Giò sentì la lingua scivolare lungo il frenulo, la bocca calda e umida che lo prendeva senza risparmio, le mani che accarezzavano la nuca, la schiena, la pelle scoperta.
Ma questa volta Giò non si limitò a farsi prendere: con un movimento deciso prese il ragazzo per la testa, tirandolo su verso di sé.
Non si fece pregare, e la bocca di Giò si abbassò a sua volta, a prendere in bocca quel cazzo grosso e ruvido, a succhiare forte, a ingoiare con fame come se quel sapore fosse la sua linfa vitale.
Il suono umido del sesso orale riempiva l’aria, le mani si stringevano, i corpi si muovevano in un ritmo feroce e selvaggio, mentre la voglia cresceva a dismisura.

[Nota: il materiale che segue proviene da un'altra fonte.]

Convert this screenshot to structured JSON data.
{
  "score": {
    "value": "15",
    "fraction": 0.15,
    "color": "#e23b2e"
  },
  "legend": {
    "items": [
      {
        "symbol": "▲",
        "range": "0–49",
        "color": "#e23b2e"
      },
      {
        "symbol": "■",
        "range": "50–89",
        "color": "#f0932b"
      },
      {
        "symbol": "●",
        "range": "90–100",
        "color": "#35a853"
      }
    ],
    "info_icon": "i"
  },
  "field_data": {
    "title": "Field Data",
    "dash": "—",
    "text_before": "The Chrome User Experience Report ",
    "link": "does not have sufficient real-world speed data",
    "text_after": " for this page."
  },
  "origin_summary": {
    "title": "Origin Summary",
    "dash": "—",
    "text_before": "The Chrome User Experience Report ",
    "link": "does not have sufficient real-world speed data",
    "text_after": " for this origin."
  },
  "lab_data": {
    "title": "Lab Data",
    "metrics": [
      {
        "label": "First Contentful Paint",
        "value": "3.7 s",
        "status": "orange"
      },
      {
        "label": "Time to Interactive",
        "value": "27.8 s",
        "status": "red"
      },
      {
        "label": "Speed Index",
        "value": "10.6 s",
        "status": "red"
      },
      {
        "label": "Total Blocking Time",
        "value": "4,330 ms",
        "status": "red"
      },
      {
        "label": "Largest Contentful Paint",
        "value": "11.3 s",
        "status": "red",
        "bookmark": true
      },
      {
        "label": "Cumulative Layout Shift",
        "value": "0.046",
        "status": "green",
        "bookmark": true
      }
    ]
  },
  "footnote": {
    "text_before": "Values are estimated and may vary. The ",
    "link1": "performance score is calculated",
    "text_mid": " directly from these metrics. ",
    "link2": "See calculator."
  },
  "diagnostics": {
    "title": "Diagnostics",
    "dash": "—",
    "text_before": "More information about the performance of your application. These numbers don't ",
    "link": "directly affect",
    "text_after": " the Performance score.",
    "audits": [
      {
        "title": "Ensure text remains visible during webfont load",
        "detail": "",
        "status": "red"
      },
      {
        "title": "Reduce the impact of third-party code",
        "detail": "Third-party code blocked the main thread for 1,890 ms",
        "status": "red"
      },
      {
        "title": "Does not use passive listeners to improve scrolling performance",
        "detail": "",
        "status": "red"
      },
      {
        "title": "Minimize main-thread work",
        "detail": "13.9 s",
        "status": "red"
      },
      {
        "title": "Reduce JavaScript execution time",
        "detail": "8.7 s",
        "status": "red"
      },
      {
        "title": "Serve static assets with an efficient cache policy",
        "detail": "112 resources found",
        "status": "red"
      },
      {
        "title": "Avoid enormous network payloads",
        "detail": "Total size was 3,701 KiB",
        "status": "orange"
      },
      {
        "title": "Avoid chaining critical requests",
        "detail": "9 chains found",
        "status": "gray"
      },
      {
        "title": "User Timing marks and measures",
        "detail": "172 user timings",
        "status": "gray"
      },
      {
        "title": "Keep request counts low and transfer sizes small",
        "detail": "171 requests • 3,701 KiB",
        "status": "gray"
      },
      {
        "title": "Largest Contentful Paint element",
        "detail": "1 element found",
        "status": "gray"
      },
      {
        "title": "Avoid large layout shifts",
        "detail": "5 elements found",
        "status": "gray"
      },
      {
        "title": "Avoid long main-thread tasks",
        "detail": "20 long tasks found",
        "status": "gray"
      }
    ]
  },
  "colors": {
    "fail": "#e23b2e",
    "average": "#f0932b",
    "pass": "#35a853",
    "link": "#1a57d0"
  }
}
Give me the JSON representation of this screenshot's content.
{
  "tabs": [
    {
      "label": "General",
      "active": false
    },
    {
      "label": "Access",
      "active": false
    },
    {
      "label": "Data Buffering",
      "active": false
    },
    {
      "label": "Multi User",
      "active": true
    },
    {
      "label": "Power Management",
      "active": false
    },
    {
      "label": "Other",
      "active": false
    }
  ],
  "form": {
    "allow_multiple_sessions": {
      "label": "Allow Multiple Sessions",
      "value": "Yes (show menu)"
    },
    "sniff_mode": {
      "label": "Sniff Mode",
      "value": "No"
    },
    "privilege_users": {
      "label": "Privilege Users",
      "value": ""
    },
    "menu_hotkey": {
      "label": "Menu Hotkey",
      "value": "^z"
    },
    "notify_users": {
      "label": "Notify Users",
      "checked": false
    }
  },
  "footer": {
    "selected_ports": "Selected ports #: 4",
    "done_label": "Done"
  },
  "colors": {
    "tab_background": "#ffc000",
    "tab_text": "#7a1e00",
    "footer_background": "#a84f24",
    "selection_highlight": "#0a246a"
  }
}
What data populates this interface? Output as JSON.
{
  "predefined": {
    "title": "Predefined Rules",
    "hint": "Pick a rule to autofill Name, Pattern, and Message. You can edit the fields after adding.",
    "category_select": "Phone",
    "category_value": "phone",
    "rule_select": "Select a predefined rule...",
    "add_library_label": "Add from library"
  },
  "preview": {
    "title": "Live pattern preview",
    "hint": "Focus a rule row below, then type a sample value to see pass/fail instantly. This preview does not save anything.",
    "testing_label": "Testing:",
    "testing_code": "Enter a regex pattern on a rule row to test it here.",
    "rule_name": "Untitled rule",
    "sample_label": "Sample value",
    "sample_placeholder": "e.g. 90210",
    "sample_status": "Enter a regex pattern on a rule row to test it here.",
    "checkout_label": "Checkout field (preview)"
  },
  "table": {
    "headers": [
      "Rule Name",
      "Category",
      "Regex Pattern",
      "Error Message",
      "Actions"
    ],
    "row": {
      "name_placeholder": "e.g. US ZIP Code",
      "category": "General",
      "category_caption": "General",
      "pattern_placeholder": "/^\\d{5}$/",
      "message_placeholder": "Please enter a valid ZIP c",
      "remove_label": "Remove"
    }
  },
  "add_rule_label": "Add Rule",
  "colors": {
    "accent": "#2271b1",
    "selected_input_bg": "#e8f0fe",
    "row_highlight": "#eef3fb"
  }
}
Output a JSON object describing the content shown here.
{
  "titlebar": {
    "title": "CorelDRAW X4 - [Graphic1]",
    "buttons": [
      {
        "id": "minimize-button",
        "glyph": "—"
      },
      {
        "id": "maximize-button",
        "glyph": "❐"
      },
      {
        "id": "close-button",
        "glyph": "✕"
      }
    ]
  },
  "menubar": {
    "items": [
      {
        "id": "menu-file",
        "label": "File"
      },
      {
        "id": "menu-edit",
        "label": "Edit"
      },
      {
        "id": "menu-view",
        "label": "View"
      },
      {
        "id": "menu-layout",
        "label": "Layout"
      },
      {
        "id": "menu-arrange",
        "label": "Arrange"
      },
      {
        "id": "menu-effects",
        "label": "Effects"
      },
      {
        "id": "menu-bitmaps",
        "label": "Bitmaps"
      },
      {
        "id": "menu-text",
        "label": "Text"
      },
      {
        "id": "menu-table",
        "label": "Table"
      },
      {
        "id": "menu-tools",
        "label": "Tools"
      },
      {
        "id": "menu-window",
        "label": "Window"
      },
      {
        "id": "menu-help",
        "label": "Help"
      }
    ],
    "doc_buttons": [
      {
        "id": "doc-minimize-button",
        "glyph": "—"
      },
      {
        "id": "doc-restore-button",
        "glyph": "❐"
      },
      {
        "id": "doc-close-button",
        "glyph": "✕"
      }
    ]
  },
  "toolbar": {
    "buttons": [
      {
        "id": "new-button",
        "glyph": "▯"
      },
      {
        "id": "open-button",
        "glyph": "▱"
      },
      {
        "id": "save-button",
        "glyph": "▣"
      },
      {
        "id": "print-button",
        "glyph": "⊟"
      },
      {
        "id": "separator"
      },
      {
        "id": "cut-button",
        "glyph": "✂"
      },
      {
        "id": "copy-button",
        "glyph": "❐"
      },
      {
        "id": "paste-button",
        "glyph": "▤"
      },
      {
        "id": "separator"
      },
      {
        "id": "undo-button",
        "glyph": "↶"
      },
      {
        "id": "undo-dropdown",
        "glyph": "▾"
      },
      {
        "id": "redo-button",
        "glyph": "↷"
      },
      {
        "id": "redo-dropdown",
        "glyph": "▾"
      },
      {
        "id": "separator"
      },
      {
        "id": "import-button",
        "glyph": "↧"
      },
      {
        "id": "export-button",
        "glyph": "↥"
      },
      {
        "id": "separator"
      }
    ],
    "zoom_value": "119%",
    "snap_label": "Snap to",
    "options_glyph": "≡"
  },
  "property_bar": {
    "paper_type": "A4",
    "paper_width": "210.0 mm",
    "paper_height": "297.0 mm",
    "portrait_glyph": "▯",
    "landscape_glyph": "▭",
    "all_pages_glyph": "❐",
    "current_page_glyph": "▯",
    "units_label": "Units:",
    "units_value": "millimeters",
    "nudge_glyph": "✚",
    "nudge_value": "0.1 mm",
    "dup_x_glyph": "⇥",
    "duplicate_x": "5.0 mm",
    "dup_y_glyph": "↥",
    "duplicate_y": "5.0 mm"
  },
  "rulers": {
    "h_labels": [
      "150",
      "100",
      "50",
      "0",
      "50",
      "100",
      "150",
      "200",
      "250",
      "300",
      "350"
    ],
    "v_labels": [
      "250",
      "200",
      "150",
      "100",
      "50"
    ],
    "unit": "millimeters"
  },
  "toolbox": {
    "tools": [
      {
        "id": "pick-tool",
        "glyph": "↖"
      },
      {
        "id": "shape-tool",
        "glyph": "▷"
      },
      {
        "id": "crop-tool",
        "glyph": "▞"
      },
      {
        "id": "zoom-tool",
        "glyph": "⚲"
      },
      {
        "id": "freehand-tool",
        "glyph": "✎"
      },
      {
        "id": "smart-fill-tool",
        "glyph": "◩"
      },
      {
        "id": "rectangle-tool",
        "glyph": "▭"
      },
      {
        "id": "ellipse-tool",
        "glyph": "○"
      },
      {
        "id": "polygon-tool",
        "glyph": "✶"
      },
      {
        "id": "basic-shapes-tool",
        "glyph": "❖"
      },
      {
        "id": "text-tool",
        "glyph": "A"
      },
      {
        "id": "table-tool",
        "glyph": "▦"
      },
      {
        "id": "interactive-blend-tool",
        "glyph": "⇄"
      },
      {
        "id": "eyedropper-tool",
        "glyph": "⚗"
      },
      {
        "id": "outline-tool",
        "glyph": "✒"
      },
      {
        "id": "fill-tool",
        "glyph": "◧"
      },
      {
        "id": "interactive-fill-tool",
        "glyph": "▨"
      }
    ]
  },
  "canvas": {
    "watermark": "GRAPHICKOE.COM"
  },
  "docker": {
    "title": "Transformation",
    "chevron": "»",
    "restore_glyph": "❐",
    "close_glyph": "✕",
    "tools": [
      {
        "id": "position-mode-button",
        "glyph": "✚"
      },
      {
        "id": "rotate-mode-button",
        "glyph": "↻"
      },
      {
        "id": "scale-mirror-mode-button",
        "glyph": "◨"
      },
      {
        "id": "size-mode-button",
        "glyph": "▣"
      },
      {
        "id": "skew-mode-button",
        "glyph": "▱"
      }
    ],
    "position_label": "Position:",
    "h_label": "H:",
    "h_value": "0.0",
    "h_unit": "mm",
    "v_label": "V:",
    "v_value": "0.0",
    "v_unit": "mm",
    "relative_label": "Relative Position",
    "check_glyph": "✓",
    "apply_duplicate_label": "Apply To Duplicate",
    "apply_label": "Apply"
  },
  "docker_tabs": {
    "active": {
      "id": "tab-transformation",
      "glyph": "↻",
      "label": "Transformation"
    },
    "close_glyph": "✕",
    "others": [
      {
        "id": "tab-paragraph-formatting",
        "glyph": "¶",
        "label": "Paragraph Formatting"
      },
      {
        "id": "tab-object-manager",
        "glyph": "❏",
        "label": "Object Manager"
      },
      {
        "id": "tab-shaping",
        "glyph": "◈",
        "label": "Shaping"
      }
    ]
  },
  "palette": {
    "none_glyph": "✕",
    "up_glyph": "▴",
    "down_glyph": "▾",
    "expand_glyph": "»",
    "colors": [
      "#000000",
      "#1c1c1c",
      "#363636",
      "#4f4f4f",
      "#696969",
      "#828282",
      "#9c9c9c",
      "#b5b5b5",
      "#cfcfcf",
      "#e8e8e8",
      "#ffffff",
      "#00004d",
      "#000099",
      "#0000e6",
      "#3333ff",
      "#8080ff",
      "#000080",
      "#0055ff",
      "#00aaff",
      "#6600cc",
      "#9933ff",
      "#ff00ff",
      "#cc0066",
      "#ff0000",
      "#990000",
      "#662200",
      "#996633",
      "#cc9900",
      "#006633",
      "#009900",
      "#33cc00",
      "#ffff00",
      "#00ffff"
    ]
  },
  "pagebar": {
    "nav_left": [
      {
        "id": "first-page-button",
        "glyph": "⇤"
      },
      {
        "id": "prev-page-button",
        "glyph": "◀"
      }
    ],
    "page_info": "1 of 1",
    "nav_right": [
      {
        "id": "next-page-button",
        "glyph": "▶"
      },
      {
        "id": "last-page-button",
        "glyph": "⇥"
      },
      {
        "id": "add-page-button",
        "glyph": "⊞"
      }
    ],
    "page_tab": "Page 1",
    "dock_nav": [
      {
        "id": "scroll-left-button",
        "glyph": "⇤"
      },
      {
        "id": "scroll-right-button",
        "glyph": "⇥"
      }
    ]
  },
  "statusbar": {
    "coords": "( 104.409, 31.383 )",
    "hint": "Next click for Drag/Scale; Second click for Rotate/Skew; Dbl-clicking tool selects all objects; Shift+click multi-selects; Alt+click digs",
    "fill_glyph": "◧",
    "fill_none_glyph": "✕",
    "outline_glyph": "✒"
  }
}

Giò si sentiva vivo come mai prima, una creatura di piacere che si abbandonava ma prendeva il comando quando voleva, una combinazione esplosiva di passività e dominio.
Intorno a loro, altri uomini si facevano avanti, attratti da quel vortice di sesso e desiderio che non accennava a fermarsi.
Giò sentì un altro corpo contro di sé, le mani che gli tolsero la camicia, il respiro caldo sul collo mentre un altro uomo iniziava a baciarlo con ardore, mordicchiando la pelle, lasciando segni rossi e profondi.
Senza esitare, Giò si girò e lo spinse a terra, spalancandogli i pantaloni con decisione e prendendo in bocca il cazzo duro e dolce, succhiandolo con rabbia e pazienza, facendolo tremare e gemeva come un dannato.
Nel frattempo, un altro uomo era salito sull’auto, sdraiandosi sul cofano, offrendo il culo a Giò che non si fece pregare: abbassò i pantaloni e con un gemito basso entrò dentro di lui, lento, profondo, deciso.
La combinazione di bocche, cazzi, mani e corpi che si intrecciavano era una danza selvaggia, una tempesta che non lasciava scampo, un luogo dove ogni desiderio era sacro e ogni limite cancellato.
Giò gridava, si faceva prendere e prendeva, succhiava e si faceva succhiare, dominava e si lasciava dominare, in un gioco che non aveva fine.
Quando la mattina iniziò a sfumare all’orizzonte, Giò si trovò seduto sul cofano della macchina, i capelli scompigliati, il cazzo ancora duro, le mani appoggiate sulle ginocchia, gli occhi che brillavano di quella luce che solo chi ha passato una notte così conosce.
Era stanco, ma pieno di quella energia selvaggia che solo il sesso feroce e sincero sa dare.
E sapeva che, a maggio, quel parcheggio vicino Bologna sarebbe diventato il suo rifugio, il suo santuario, il posto dove poteva finalmente essere se stesso, nel modo più sporco, vero e intenso possibile.